Asked if China's economy is a concern with this partnership in mind, Rolet says the country is in the middle of a "comprehensive restructuring of the Chinese economy" and is bullish about its prospects.
"What we're seeing in China today is not a model that is imploding and going from being a global star to the laggard," he says.
"It's an economy that is re-calibrating. They have their own governance, it's different from ours but they understand that you need a more balanced economy with greater share of growth afforded to the population."
He predicts this re-calibration will last 18 months to two years and expects a positive outcome. "If it does happen, putting an $11 trillion economy on a five per cent sustainable growth path, sustained by an increase in consumer demand, will be very valuable."
"It breaks my heart to leave"
If the merger goes ahead – and he expects another year to pass before completion – Rolet will leave the company.
He has promised his wife he will take a week off work. After that, the 56-year-old says he has not made plans.
Rolet believes that if the deal is completed, he will leave the LSE as part of the "best positioned exchange in the world".

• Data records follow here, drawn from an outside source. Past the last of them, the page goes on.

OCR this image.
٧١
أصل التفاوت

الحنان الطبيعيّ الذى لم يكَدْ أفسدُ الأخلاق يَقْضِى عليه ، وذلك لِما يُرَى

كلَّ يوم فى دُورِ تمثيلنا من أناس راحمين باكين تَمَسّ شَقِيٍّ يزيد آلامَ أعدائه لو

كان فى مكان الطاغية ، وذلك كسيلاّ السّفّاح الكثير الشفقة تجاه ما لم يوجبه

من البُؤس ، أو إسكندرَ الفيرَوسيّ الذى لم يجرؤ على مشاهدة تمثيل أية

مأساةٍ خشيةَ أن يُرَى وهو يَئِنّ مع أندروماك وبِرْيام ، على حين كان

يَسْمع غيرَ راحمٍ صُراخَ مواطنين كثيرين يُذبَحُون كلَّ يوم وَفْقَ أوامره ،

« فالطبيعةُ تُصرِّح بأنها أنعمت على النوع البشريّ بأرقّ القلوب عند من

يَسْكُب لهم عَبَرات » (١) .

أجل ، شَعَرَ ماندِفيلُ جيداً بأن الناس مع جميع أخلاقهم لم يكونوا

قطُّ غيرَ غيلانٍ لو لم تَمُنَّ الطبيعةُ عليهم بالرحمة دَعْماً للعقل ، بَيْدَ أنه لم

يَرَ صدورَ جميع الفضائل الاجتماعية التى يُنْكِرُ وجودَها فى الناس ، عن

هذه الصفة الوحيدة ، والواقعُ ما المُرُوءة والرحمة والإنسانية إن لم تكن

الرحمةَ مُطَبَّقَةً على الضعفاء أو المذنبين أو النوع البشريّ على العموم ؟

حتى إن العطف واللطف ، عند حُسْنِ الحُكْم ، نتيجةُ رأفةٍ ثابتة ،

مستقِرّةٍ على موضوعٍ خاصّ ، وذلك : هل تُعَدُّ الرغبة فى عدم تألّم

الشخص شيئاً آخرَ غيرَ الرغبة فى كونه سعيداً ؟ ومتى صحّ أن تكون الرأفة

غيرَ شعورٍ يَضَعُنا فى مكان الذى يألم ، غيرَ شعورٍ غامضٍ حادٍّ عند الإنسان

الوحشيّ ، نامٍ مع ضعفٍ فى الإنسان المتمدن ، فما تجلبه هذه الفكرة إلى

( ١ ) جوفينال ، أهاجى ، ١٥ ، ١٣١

He adds: "It breaks my heart to leave… I do love this company. It’s been seven full-on years and it’s going to be another year of very hard work on what is a complicated transaction. And I would have loved to have run the largest exchange in the world."
But, he says, because he insisted upon the company being based in London, the deal "required a significant offset – and I concluded earlier on that the CEO [position] was going to be about the only thing that was going to do it."
He adds: "So I thought about it, which is why I offered it. But to say I did this in a light-hearted way, or not understanding what I was leaving on the table – no, I understand that.
"But that’s life. Life goes on. I love this company and I think this is the right deal."